At first I took this to be asking 'What are the best mountain ranges on the equator for astronomical observation?'

Arguably a more interesting question.

Re:Title slightly misleading (0)

Anonymous Coward | more than 4 years ago | (#33114176)

Only if you know dick about astronomy.

Don't use a mount! (1)

MojoSF (658720) | more than 4 years ago | (#33113240)

When we photograph meteors for genuine data collection, we don't use a mount at all. We set up a ring of cameras with each covering several degrees of sky, and let them all take five or ten minute exposures. It's your best hope of catching a bright one and several faint ones. If you're using a decently short lens (50mm, 35mm), (a) you'll catch more meteors and (b) the star trails are less notable, or you won't care about them.

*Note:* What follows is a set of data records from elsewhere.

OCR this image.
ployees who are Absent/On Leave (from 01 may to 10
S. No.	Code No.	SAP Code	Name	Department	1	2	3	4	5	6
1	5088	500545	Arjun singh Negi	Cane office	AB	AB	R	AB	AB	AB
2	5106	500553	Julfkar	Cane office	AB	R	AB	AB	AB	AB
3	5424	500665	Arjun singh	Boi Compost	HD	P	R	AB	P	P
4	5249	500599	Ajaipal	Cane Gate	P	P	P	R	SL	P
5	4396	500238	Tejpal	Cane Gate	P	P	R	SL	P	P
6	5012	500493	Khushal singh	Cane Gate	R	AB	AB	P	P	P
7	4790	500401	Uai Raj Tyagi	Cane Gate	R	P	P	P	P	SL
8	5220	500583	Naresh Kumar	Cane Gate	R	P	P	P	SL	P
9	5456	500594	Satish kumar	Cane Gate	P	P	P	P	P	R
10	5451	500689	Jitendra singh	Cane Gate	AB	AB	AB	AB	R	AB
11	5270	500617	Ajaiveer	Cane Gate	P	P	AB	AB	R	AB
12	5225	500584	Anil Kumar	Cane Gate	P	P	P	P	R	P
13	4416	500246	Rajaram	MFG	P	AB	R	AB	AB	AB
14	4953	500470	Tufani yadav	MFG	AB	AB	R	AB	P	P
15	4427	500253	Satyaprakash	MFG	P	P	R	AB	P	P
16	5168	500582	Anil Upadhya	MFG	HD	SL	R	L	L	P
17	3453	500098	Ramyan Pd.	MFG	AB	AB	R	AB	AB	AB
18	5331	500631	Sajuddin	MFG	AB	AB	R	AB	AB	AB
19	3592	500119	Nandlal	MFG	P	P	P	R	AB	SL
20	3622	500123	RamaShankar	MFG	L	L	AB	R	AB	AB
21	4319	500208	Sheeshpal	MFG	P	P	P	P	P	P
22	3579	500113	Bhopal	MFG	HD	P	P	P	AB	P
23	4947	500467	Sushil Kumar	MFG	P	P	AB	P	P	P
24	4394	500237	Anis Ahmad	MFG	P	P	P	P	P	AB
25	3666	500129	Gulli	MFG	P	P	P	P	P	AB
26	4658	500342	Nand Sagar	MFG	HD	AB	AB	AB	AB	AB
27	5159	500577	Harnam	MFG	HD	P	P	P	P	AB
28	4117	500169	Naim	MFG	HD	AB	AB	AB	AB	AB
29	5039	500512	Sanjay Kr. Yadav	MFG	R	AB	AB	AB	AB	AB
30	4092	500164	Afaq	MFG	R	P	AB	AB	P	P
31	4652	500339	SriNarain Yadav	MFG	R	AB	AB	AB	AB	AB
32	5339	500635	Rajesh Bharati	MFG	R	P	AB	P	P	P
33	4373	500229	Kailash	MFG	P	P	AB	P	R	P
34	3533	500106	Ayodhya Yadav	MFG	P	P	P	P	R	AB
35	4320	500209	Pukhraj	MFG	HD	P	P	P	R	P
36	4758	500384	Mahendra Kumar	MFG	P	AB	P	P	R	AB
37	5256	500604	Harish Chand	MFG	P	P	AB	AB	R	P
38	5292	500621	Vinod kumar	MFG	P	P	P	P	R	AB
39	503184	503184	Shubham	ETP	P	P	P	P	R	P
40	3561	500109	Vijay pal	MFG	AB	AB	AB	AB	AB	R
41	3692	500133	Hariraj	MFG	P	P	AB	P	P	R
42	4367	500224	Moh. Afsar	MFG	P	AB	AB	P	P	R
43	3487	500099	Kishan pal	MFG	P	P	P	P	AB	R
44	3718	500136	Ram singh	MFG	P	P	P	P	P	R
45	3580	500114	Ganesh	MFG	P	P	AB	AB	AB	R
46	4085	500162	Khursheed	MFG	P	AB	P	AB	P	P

Remember, with meteors being an atmospheric phenomenon, you'll catch more closer to the horizon than looking up. (You're looking through more air.)

And it makes no difference if you're looking toward or away from the radiant for meteor count.

Are you nuts! This is cruel... (0)

Anonymous Coward | more than 4 years ago | (#33114312)

...on the horses to mount an entire telescope on them! Its bad enough the sharks have head lasers, but to break the back of a poor horse just so you can find the Big Dipper is just plain vicious Who are you, Michael Vick?

Camera-only mount? (1)

scdeimos (632778) | more than 4 years ago | (#33116668)

I know people who've had great success with the AstroTrac TT320X-AG mount. I've always wanted to try one myself, but at US$550.00 I think it's about three times the price it should be: []

Make one. (1)

dogzdik (1700552) | more than 4 years ago | (#33120014)

Easy enough.... anything from clock mechanism to electronic mechanism.